Dara is very education-minded, too. She has been a firefighter for nearly 16 years, and she joined MDFD in January. She also serves as an adjunct professor at Seminole State College, teaching standards (basic firefighting), and she instructs in technical rescue at Lake Technical College. She’s the only female instructor in the public safety courses.
“At the beginning of my career, I got put on a truck company for an aerial apparatus and found I have a passion for that, and I made it kind of a goal of mine to be perfect in the craft and do what I can to share it with other people,” Dara says.
“When people come in, especially in the technical rescue realm, they are expecting a bunch of men. I think they are taken back by seeing a female teach them new skills, but once they understand that you do know what you’re talking about and have been around the block a little bit, you earn their respect. I let my actions speak over words and certificates,” she says.
To become certified by the state, prospective female firefighters—just like men—must pass several written tests as well as skills tests in full, hot gear (typically an extra 50 pounds) designed to keep heat out.
Dara finds most students are surprised by the physical ability it takes to do the job.
“Someone may think they are in decent shape because they go to the gym or run a lot, but it’s a different cardiovascular and muscular demand on the body that you can’t replicate. You can try, but it is not the same as actually going through the motions with the gear and the equipment,” she says, adding it’s also important to learn not to get caught up in the drama of the emergency.
“As far as structure fires and things like that, the more amped up you are, the more chaotic the scene will be, so it’s almost like a self-discipline that you have to be calm, cool, and collected,” she says.

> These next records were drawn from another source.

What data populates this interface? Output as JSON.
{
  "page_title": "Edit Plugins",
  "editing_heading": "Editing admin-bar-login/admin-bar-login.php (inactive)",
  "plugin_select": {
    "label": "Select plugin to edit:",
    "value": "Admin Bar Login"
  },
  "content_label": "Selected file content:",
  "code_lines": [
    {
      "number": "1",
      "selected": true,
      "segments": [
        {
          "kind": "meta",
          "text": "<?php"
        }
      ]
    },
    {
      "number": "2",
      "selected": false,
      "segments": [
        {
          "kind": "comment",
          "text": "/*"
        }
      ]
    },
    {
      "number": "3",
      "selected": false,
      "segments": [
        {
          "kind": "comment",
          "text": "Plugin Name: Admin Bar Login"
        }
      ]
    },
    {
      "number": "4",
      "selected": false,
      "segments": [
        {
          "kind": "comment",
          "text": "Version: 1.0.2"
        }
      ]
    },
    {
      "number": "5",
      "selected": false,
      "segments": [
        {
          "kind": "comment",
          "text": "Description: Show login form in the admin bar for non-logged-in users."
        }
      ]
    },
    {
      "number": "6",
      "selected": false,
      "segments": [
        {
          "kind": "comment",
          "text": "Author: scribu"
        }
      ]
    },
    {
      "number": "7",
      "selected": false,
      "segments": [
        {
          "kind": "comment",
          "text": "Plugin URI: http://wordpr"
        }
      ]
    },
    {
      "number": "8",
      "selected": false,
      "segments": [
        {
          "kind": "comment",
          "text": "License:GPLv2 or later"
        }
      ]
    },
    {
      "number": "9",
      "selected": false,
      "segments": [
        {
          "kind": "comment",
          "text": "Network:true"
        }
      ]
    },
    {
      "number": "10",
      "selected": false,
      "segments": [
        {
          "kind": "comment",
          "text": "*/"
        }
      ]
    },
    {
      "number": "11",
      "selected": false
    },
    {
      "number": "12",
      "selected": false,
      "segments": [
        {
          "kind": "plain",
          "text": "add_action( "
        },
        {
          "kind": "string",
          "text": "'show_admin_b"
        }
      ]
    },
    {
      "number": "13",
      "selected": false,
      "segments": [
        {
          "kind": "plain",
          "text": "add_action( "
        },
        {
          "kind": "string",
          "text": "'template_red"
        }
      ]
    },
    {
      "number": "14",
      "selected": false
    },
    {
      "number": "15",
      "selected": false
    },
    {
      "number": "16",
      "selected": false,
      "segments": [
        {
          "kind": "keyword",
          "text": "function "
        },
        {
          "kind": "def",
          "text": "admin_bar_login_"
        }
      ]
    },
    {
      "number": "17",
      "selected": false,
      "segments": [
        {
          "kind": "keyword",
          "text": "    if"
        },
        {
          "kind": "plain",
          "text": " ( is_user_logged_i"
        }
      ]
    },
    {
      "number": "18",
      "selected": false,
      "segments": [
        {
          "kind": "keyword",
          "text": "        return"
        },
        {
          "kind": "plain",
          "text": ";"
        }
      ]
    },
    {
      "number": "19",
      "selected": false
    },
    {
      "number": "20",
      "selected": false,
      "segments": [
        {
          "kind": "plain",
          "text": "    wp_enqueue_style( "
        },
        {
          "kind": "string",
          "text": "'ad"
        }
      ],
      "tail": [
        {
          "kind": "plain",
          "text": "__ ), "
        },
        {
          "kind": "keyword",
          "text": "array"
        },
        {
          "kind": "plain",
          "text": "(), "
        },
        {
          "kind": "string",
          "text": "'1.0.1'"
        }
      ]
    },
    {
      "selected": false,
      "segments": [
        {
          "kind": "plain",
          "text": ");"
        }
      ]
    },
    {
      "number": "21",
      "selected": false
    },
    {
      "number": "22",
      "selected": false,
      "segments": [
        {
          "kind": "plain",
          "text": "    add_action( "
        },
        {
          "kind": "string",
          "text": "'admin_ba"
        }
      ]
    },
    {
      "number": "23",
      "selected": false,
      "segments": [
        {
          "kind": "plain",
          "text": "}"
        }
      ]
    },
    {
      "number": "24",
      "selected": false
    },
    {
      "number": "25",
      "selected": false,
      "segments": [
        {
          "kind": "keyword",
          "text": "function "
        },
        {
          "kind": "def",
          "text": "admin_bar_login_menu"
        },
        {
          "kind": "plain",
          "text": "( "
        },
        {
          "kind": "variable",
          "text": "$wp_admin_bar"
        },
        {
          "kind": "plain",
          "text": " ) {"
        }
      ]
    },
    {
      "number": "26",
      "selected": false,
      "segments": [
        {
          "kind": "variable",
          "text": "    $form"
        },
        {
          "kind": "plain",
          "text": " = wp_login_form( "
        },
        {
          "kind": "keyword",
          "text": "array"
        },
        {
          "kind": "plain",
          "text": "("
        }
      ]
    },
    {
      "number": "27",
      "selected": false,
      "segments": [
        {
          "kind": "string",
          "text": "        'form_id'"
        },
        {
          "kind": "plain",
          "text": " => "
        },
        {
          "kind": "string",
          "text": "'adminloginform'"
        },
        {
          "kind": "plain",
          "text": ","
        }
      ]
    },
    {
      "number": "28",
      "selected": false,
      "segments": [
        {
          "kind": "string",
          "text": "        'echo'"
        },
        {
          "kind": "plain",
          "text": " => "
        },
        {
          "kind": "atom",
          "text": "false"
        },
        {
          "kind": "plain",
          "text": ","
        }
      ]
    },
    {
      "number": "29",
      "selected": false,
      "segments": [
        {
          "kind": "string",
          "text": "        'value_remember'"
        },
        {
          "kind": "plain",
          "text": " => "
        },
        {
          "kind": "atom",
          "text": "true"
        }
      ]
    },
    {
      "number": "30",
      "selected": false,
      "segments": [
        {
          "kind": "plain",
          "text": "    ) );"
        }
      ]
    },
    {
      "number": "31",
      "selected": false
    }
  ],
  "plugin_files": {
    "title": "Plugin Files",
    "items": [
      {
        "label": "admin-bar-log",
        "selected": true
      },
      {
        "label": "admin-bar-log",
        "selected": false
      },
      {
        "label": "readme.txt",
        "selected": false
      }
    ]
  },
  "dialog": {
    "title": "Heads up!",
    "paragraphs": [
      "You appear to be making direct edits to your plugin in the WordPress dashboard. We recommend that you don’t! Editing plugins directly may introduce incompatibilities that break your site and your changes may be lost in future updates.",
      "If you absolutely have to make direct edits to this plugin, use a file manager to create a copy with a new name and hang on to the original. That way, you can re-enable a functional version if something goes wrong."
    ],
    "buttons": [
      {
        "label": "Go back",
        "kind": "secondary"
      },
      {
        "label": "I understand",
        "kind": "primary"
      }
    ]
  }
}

Dara also is affiliated with East Coast Tactics, where she and other firefighters travel for training conferences.
“A lot of stuff we do is our own time and money because we try to focus on the departments that may not have the funds to train,” she says. “We believe the worst type of knowledge is the knowledge unshared.”
She notes the highlight of her career has been training, teaching, and mentoring.
“When you have great leadership like we do here, it trickles down to the field to the people that we serve in the community,” Dara says. “It’s all about customer service. If you come to work and you’re a happy employee and do your job and you run these calls—it could be the same person over and over again—but you treat this person with the respect that they deserve. We are by trade and tradition public servants, and they expect nothing less than excellence. And when you give that to them and meet and greet them with a smile, they are happy to see you every single time.”